É mestre em economia pela Escola de Economia de São Paulo da Fundação Getúlio Vargas (EESP-FGV); membro da REPP (Rede de Economistas Pretas e Pretos) e interessado em microeconomia aplicada e economia comportamental

Para se destacar profissionalmente, nem sempre basta talento, boas ideias ou ser esforçado. Em muitos casos, ter acesso a boas redes de contato é determinante para o sucesso profissional.

No entanto, as pessoas têm acesso a diferentes redes de contatos. Isso pode ocorrer por diversos motivos, mas uma causa plausível é discriminação: será que pessoas pertencentes a certos grupos —negros, mulheres, formandos em faculdades de menor prestígio — têm menos acesso a redes por sofrerem discriminação com base nessas características?

Pedro C. Sant'Anna, mestre em economia pela Escola de Economia de São Paulo da Fundação Getúlio Vargas (EESP-FGV); membro da REPP (Rede de Economistas Pretas e Pretos) - Divulgação

Para testar essa hipótese, eu e os pesquisadores Nicolás Ajzenman (McGill University e FGV-EESP) e Bruno Ferman (FGV-EESP) conduzimos um experimento aleatorizado no Twitter, rede social bastante utilizada para estabelecer contatos profissionais no meio acadêmico.

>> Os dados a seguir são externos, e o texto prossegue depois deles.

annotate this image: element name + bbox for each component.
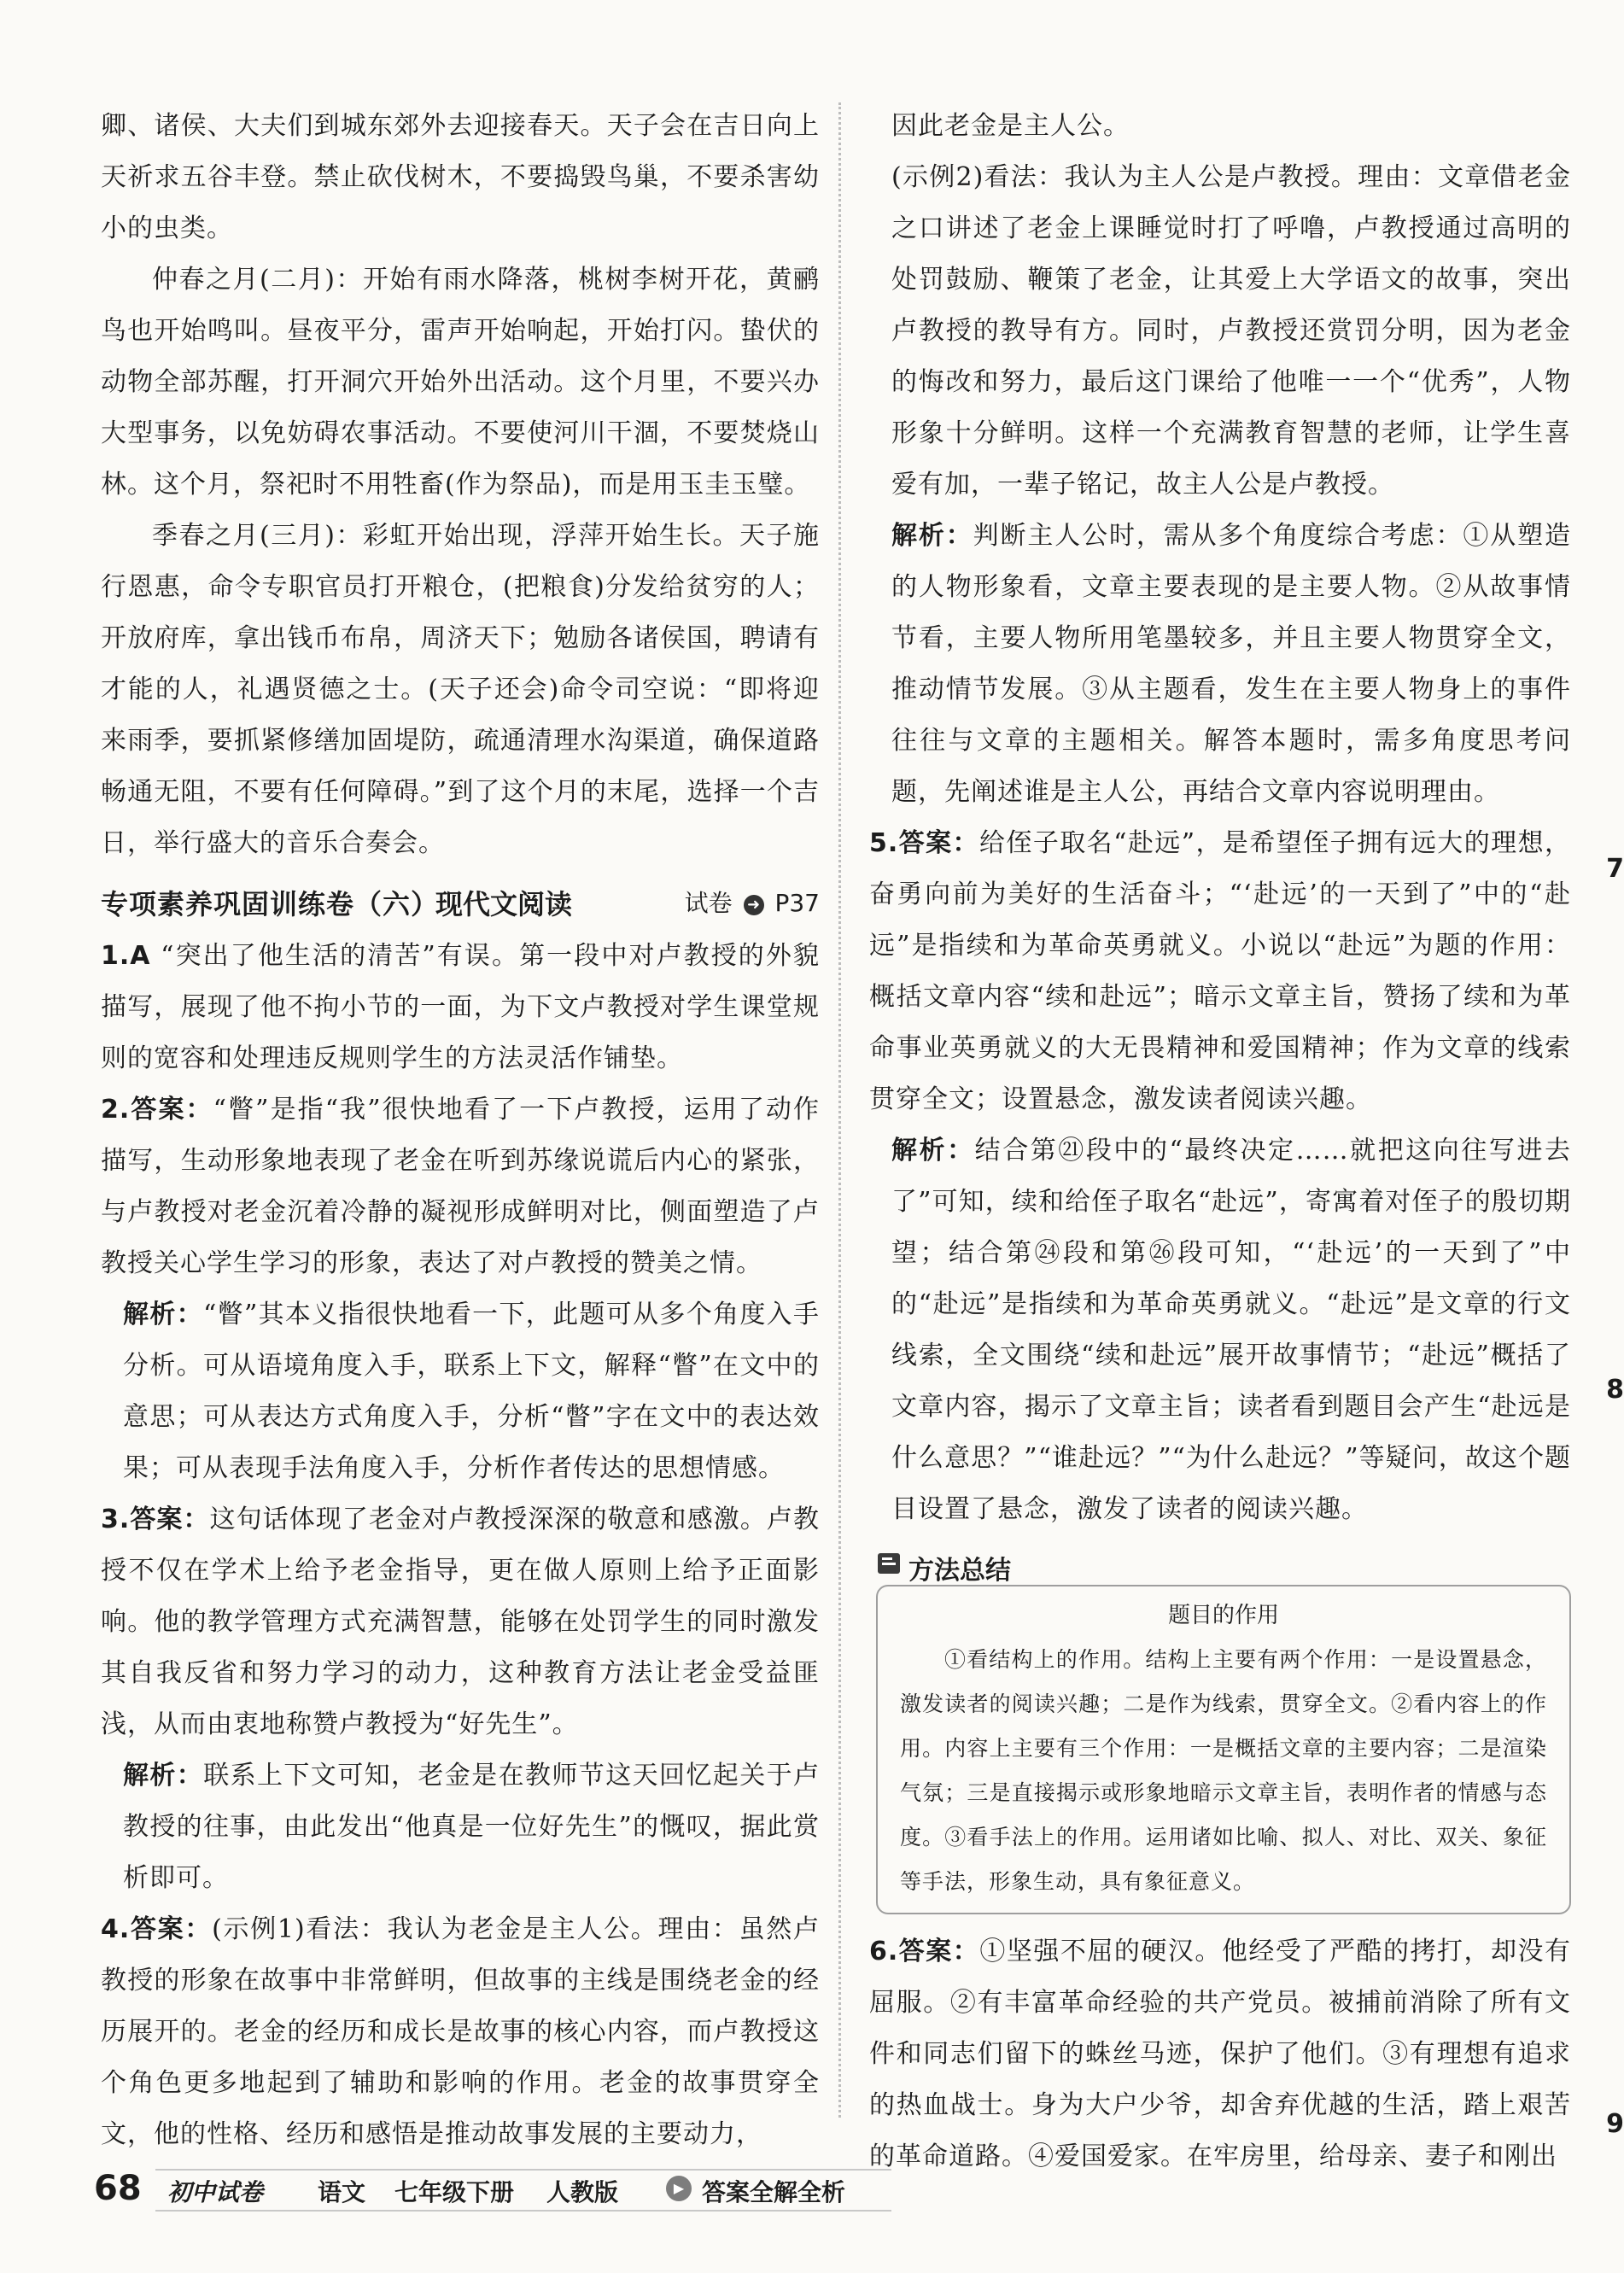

Nós criamos contas fictícias que se pareciam com pessoas reais e diziam ser alunos de PhD (doutorado) em faculdades americanas. As contas eram idênticas entre si a não ser por três características: gênero (masculino ou feminino), identidade racial (branca ou negra) e a faculdade em que diziam estudar (uma das 10 faculdades de mais prestígio nos EUA ou faculdades relativamente menos prestigiosas). A figura a seguir ajuda a ilustrar o experimento.

Exemplos de contas utilizadas no experimento. Na descrição em inglês, lê-se: "aluno de PhD em [Faculdade]. Interessado(a) em desenvolvimento econômico" - Reprodução

As contas experimentais seguiram de forma aleatória perfis de diversos economistas de todo o mundo no Twitter. Após alguns dias, medimos a proporção de economistas que, de maneira recíproca, as "seguiam de volta". Ao comparar a proporção de "seguidas de volta" para cada tipo de conta, podemos identificar a existência (ou não) de discriminação neste comportamento, uma vez que, com exceção das características que manipulamos, nossas contas eram idênticas.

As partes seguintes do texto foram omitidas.